Another recent self-report study of women (N = 6891) included in the 1992 National Health Interview Survey reported that increased BMI was associated with decreased preventive health care services (61). Obese women were significantly more likely than non-obese women to delay breast examinations, gynecologic examinations, and papanicoloau smears, despite an increase in physician visits as BMI increased. The authors concluded that even when obese women have more frequent physician appointments, they seem least likely to use preventive services (61).
Most available studies have assessed physician attitudes and beliefs, which may or may not affect their practice, and, other health care professionals have not been studied in detail. Research has failed to account for the fact that obese patients may delay or cancel medical appointments for a variety of reasons, such as anxiety about being weighed or disrobing regardless of how supportive health care professionals may be. Still, it is clear that health professionals share general cultural anti-fat attitudes. Considering that bias affects many of the ways individuals interact with stigmatized groups, it would be surprising if medical practices were immune.

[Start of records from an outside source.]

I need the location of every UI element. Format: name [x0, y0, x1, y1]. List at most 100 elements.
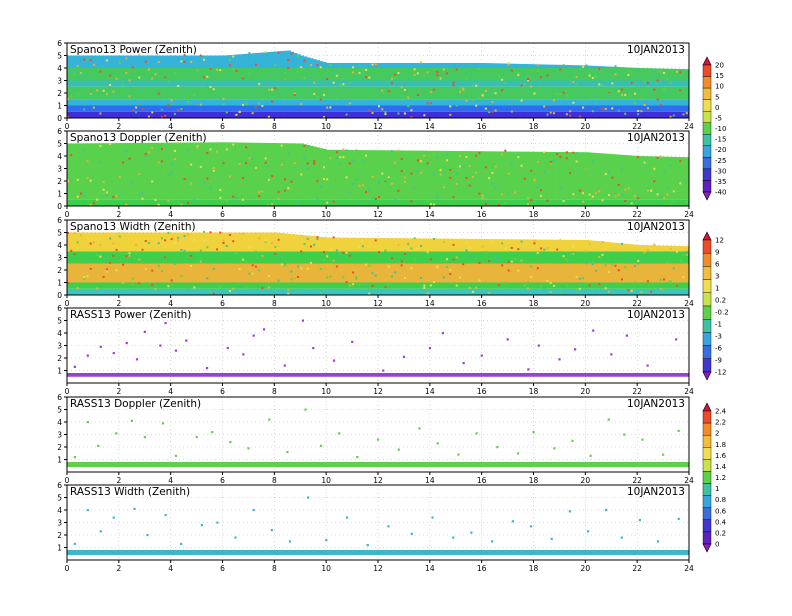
heatmap-cell: [96, 143, 100, 199]
heatmap-speckle: [410, 248, 412, 250]
heatmap-cell: [553, 240, 557, 252]
heatmap-cell: [614, 289, 618, 295]
heatmap-speckle: [310, 75, 312, 77]
heatmap-speckle: [576, 76, 578, 78]
heatmap-cell: [670, 99, 674, 105]
heatmap-cell: [284, 51, 288, 68]
data-point: [517, 452, 519, 454]
heatmap-cell: [550, 87, 554, 100]
heatmap-cell: [456, 87, 460, 100]
heatmap-cell: [352, 200, 356, 206]
heatmap-cell: [608, 81, 612, 87]
heatmap-cell: [640, 245, 644, 251]
colorbar-label: 5: [715, 93, 719, 101]
heatmap-speckle: [485, 282, 487, 284]
heatmap-speckle: [517, 248, 519, 250]
heatmap-speckle: [190, 265, 192, 267]
heatmap-speckle: [650, 89, 652, 91]
x-tick-label: 0: [65, 122, 70, 131]
heatmap-cell: [86, 283, 90, 289]
heatmap-cell: [670, 106, 674, 112]
heatmap-speckle: [521, 260, 523, 262]
heatmap-cell: [679, 251, 683, 264]
heatmap-cell: [440, 63, 444, 68]
heatmap-speckle: [501, 154, 503, 156]
heatmap-speckle: [119, 62, 121, 64]
heatmap-cell: [184, 99, 188, 105]
colorbar-segment: [703, 240, 711, 253]
heatmap-speckle: [171, 172, 173, 174]
heatmap-speckle: [80, 73, 82, 75]
y-tick-label: 0: [57, 114, 62, 123]
heatmap-speckle: [268, 89, 270, 91]
heatmap-cell: [475, 63, 479, 68]
heatmap-cell: [200, 233, 204, 252]
heatmap-cell: [106, 106, 110, 112]
heatmap-speckle: [248, 52, 250, 54]
x-tick-label: 10: [321, 476, 331, 485]
y-tick-label: 2: [57, 89, 62, 98]
heatmap-speckle: [391, 183, 393, 185]
heatmap-speckle: [151, 147, 153, 149]
heatmap-cell: [323, 283, 327, 289]
heatmap-speckle: [404, 181, 406, 183]
heatmap-speckle: [556, 153, 558, 155]
heatmap-speckle: [132, 181, 134, 183]
heatmap-cell: [582, 283, 586, 289]
heatmap-speckle: [352, 159, 354, 161]
heatmap-cell: [511, 112, 515, 118]
heatmap-cell: [624, 251, 628, 264]
heatmap-cell: [129, 112, 133, 118]
heatmap-speckle: [122, 282, 124, 284]
heatmap-cell: [543, 283, 547, 289]
data-point: [621, 537, 623, 539]
heatmap-speckle: [657, 193, 659, 195]
y-tick-label: 1: [57, 102, 62, 111]
heatmap-speckle: [446, 258, 448, 260]
heatmap-cell: [501, 264, 505, 283]
x-tick-label: 14: [425, 564, 435, 573]
heatmap-cell: [116, 283, 120, 289]
heatmap-speckle: [190, 182, 192, 184]
heatmap-cell: [365, 87, 369, 100]
heatmap-cell: [326, 87, 330, 100]
heatmap-cell: [572, 87, 576, 100]
heatmap-cell: [404, 106, 408, 112]
heatmap-cell: [122, 251, 126, 264]
heatmap-speckle: [427, 292, 429, 294]
heatmap-speckle: [174, 72, 176, 74]
heatmap-cell: [592, 241, 596, 252]
heatmap-cell: [566, 251, 570, 264]
heatmap-cell: [384, 106, 388, 112]
heatmap-cell: [274, 283, 278, 289]
heatmap-cell: [498, 151, 502, 199]
heatmap-cell: [417, 81, 421, 87]
heatmap-speckle: [683, 254, 685, 256]
heatmap-cell: [145, 81, 149, 87]
heatmap-speckle: [229, 175, 231, 177]
heatmap-cell: [355, 87, 359, 100]
heatmap-cell: [511, 283, 515, 289]
heatmap-cell: [90, 106, 94, 112]
heatmap-cell: [576, 87, 580, 100]
heatmap-cell: [384, 238, 388, 251]
heatmap-cell: [206, 142, 210, 199]
heatmap-cell: [190, 87, 194, 100]
heatmap-cell: [122, 56, 126, 69]
heatmap-speckle: [582, 192, 584, 194]
data-point: [431, 517, 433, 519]
heatmap-cell: [495, 99, 499, 105]
heatmap-cell: [608, 251, 612, 264]
heatmap-cell: [427, 99, 431, 105]
heatmap-speckle: [281, 164, 283, 166]
heatmap-speckle: [346, 104, 348, 106]
heatmap-cell: [261, 53, 265, 69]
heatmap-speckle: [631, 71, 633, 73]
heatmap-cell: [569, 200, 573, 206]
heatmap-cell: [300, 56, 304, 69]
heatmap-cell: [232, 251, 236, 264]
heatmap-cell: [627, 99, 631, 105]
heatmap-speckle: [631, 290, 633, 292]
heatmap-speckle: [511, 70, 513, 72]
heatmap-speckle: [339, 252, 341, 254]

The hope is that care for obese individuals will improve as bias decreases. Some health care professionals perceive obesity to be a social problem and systematically avoid it in their practices (62). For those who consent to treat obese patients, removing prejudice and blame may be crucial. As Yanovski (63) notes, “The primary care physician who provides sensitive and compassionate care for severely obese patients without denigrating them for their inability to lose weight performs a much needed service.” Other suggested changes include recognition of obesity as a chronic medical condition, improved knowledge of nutrition and multidisciplinary treatments, familiarity with community resources, creating more accessible environments for obese persons by providing armless chairs and larger examination gowns, and treating patients with respect and support (63) (64).